The dissent took issue with this
characterization of the lawyer’s behaviour in this case. Here they pointed out that the applicable
rules actually had entitled the lawyer to an adjournment. The dissent also noted the hearings judge had
wrongly suggested Jodoin had already examined one of the witnesses. In this respect, the dissent concluded that
while the incident could “easily be seen as an error of judgment”, it was “hardly
one justifying a personal costs order” (para 74).
A curious aspect of the majority’s characterization
of the lawyer’s behaviour is its further appeal to judicial economy to justify
imposing a costs award. Here, Justice
Gascon noted the Supreme Court’s recent widely publicized decision in Jordan which “emphasized the importance
of timely justice and noted that all participants in the criminal justice
system must co-operate in achieving reasonably prompt justice” (para 56).
The point of the majority seems to be
that permitting potentially frivolous proceedings to pass without consequence
risks further burdening an already overtaxed system. However, as noted by the dissent, the lawyer’s
behaviour in this case, though perhaps injudicious, was not entirely unwarranted. Given
these circumstances, the decision in Jodoin
raises the question of the Crown’s capacity to raise and successfully seek
costs awards against forceful defence advocates in the future. Ultimately, in my view this may have two
alternate, but equally unfortunate side-effects.
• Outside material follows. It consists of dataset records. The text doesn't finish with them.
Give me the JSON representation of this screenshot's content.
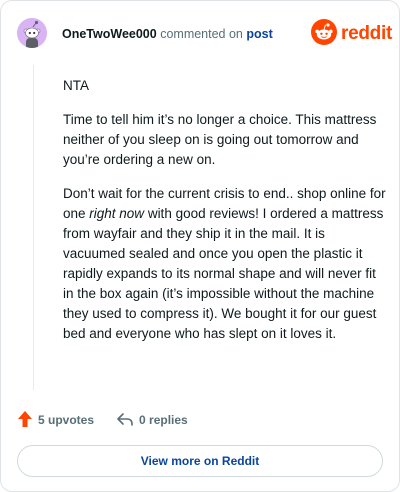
{
  "header": {
    "username": "OneTwoWee000",
    "action_text": "commented on",
    "post_link": "post",
    "brand": "reddit"
  },
  "comment": {
    "para1": "NTA",
    "para2": "Time to tell him it’s no longer a choice. This mattress neither of you sleep on is going out tomorrow and you’re ordering a new on.",
    "para3_a": "Don’t wait for the current crisis to end.. shop online for one ",
    "para3_em": "right now",
    "para3_b": " with good reviews! I ordered a mattress from wayfair and they ship it in the mail. It is vacuumed sealed and once you open the plastic it rapidly expands to its normal shape and will never fit in the box again (it’s impossible without the machine they used to compress it). We bought it for our guest bed and everyone who has slept on it loves it."
  },
  "footer": {
    "upvotes": "5 upvotes",
    "replies": "0 replies",
    "view_more": "View more on Reddit"
  },
  "colors": {
    "brand": "#ff4500",
    "link": "#0a449b",
    "avatar_bg": "#d9b4f4"
  },
  "icons": [
    "snoo-avatar-icon",
    "reddit-logo-icon",
    "upvote-arrow-icon",
    "reply-icon"
  ]
}
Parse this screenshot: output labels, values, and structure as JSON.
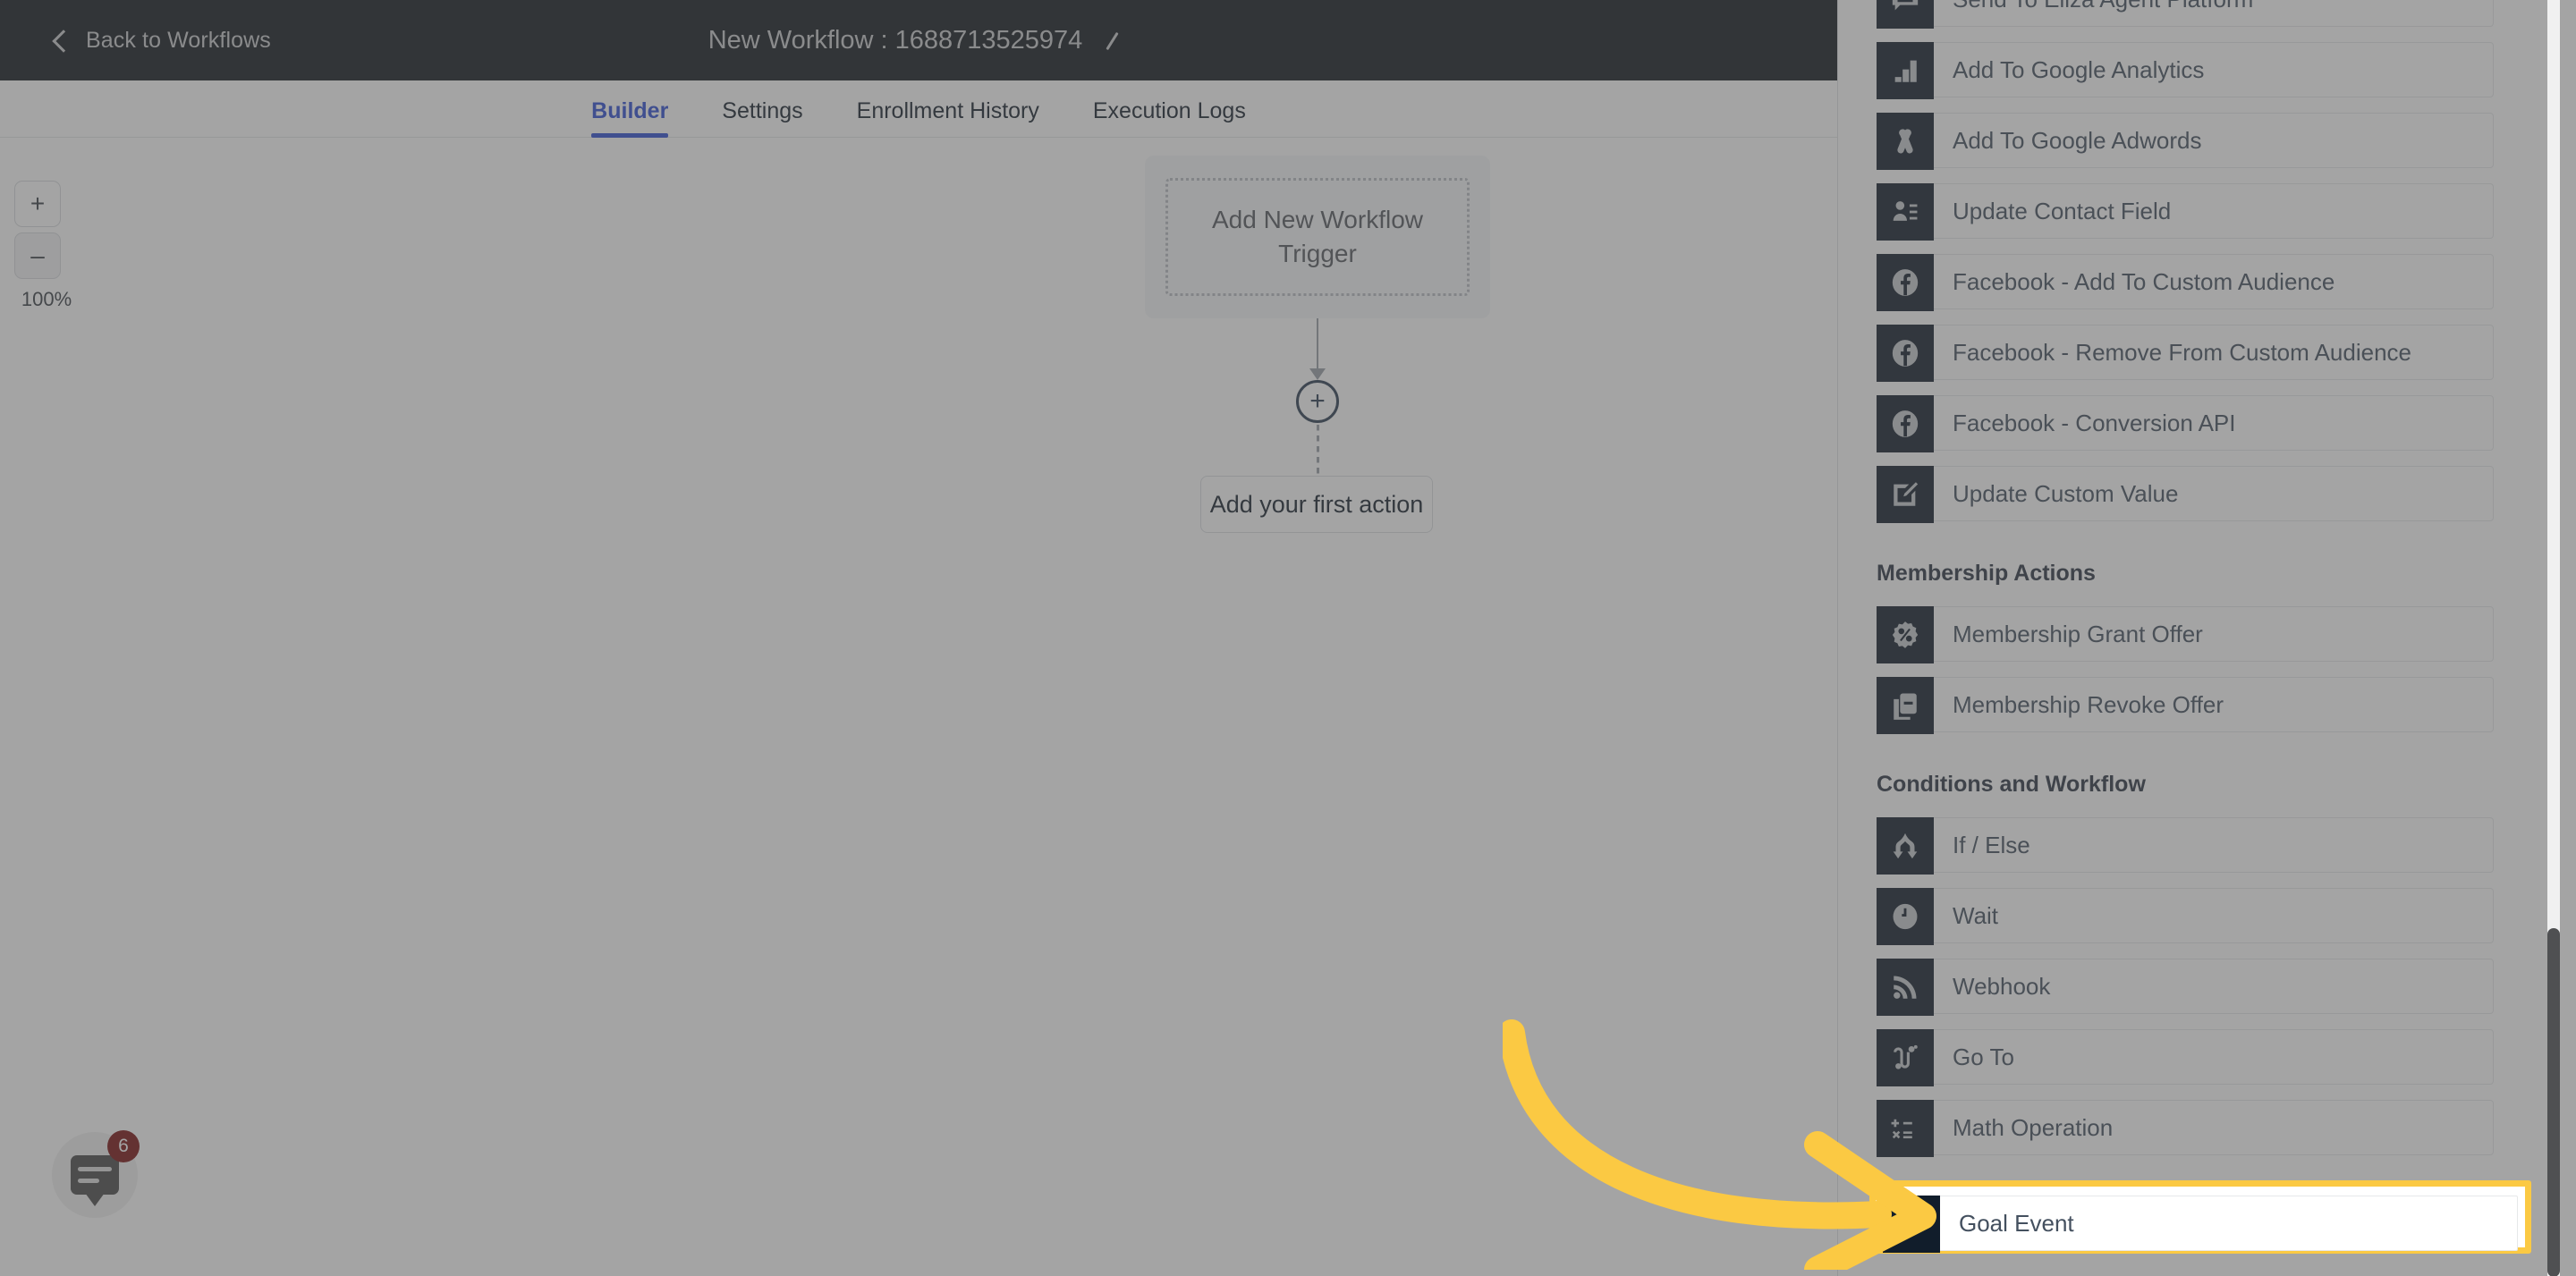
{
  "topbar": {
    "back_label": "Back to Workflows",
    "back_icon": "chevron-left-icon",
    "title": "New Workflow : 1688713525974",
    "edit_icon": "pencil-icon"
  },
  "tabs": [
    {
      "label": "Builder",
      "active": true
    },
    {
      "label": "Settings",
      "active": false
    },
    {
      "label": "Enrollment History",
      "active": false
    },
    {
      "label": "Execution Logs",
      "active": false
    }
  ],
  "canvas": {
    "zoom_in_label": "+",
    "zoom_out_label": "–",
    "zoom_level": "100%",
    "trigger_placeholder": "Add New Workflow Trigger",
    "add_node_label": "+",
    "first_action_label": "Add your first action"
  },
  "chat_widget": {
    "icon": "chat-bubble-icon",
    "badge_count": "6"
  },
  "panel": {
    "sections": [
      {
        "heading": null,
        "items": [
          {
            "label": "Send To Eliza Agent Platform",
            "icon": "chat-list-icon"
          },
          {
            "label": "Add To Google Analytics",
            "icon": "google-analytics-icon"
          },
          {
            "label": "Add To Google Adwords",
            "icon": "google-ads-icon"
          },
          {
            "label": "Update Contact Field",
            "icon": "contact-card-icon"
          },
          {
            "label": "Facebook - Add To Custom Audience",
            "icon": "facebook-icon"
          },
          {
            "label": "Facebook - Remove From Custom Audience",
            "icon": "facebook-icon"
          },
          {
            "label": "Facebook - Conversion API",
            "icon": "facebook-icon"
          },
          {
            "label": "Update Custom Value",
            "icon": "edit-square-icon"
          }
        ]
      },
      {
        "heading": "Membership Actions",
        "items": [
          {
            "label": "Membership Grant Offer",
            "icon": "percent-badge-icon"
          },
          {
            "label": "Membership Revoke Offer",
            "icon": "card-minus-icon"
          }
        ]
      },
      {
        "heading": "Conditions and Workflow",
        "items": [
          {
            "label": "If / Else",
            "icon": "branch-icon"
          },
          {
            "label": "Wait",
            "icon": "clock-icon"
          },
          {
            "label": "Webhook",
            "icon": "rss-icon"
          },
          {
            "label": "Go To",
            "icon": "goto-path-icon"
          },
          {
            "label": "Math Operation",
            "icon": "math-operators-icon"
          }
        ]
      }
    ],
    "highlighted_item": {
      "label": "Goal Event",
      "icon": "checkered-flag-icon"
    },
    "scrollbar": "vertical-scrollbar"
  },
  "annotation": {
    "arrow": "curved-arrow-pointing-right",
    "color": "#fbc943"
  },
  "colors": {
    "header_bg": "#12171f",
    "accent_blue": "#2e4fd4",
    "icon_tile": "#111d2b",
    "highlight_yellow": "#fbc943",
    "badge_red": "#7a1111"
  }
}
On the one hand, it is hard to see how
recognizing the Crown’s authority to seek costs in criminal matters is going to
speed up the justice system. In this
respect, imposing costs on criminal defence counsel was previously unusual. If the Crown attempts to seek costs more
frequently as a result of this decision, it may well increase the amount of
court resources used to address this issue.
On the other hand, if instead this decision has a ‘chilling effect’ on
criminal defence counsel and causes them to hesitate to raise novel or unique
legal and procedural challenges, then this decision will be detrimental, not
only to all criminal defendants, but to the rule of law itself in our justice
system.
4.
Conclusion
The Jodoin
case fits within a line of decisions refining Canadian approaches to lawyer
independence and law society regulation over the last few years. This
includes the 2017 Supreme Court decision in the professional lawyer disciplinary
case of Green v. LSM, which I
commented on prior to its hearing at the Supreme Court last fall. Green ultimately
lost that appeal, in which the provincial law society sanctioned him for not
complying with his mandatory CPD obligations. Interestingly, in both Green and Jodoin, Justices Abella and Coté joined together in dissent to support the views of an individual lawyer facing sanctions for his professional behaviour. The arguments of the dissent and majority in these cases may well set out the fault lines for future determinations by the Supreme Court on these kinds of legal questions.
Further cases in this series will likely include the Groia decision, which will consider many similar issues, as well as the upcoming hearing involving Trinity Western University, which will also consider the institutional role of law societies. Ultimately, despite some unanswered questions and concerns about the decision, the recent Supreme Court of Canada decision in Jodoin falls well within this line, which is dynamically shaping a unique approach to both the individual and institutional independence of the Bar in the Canadian legal system.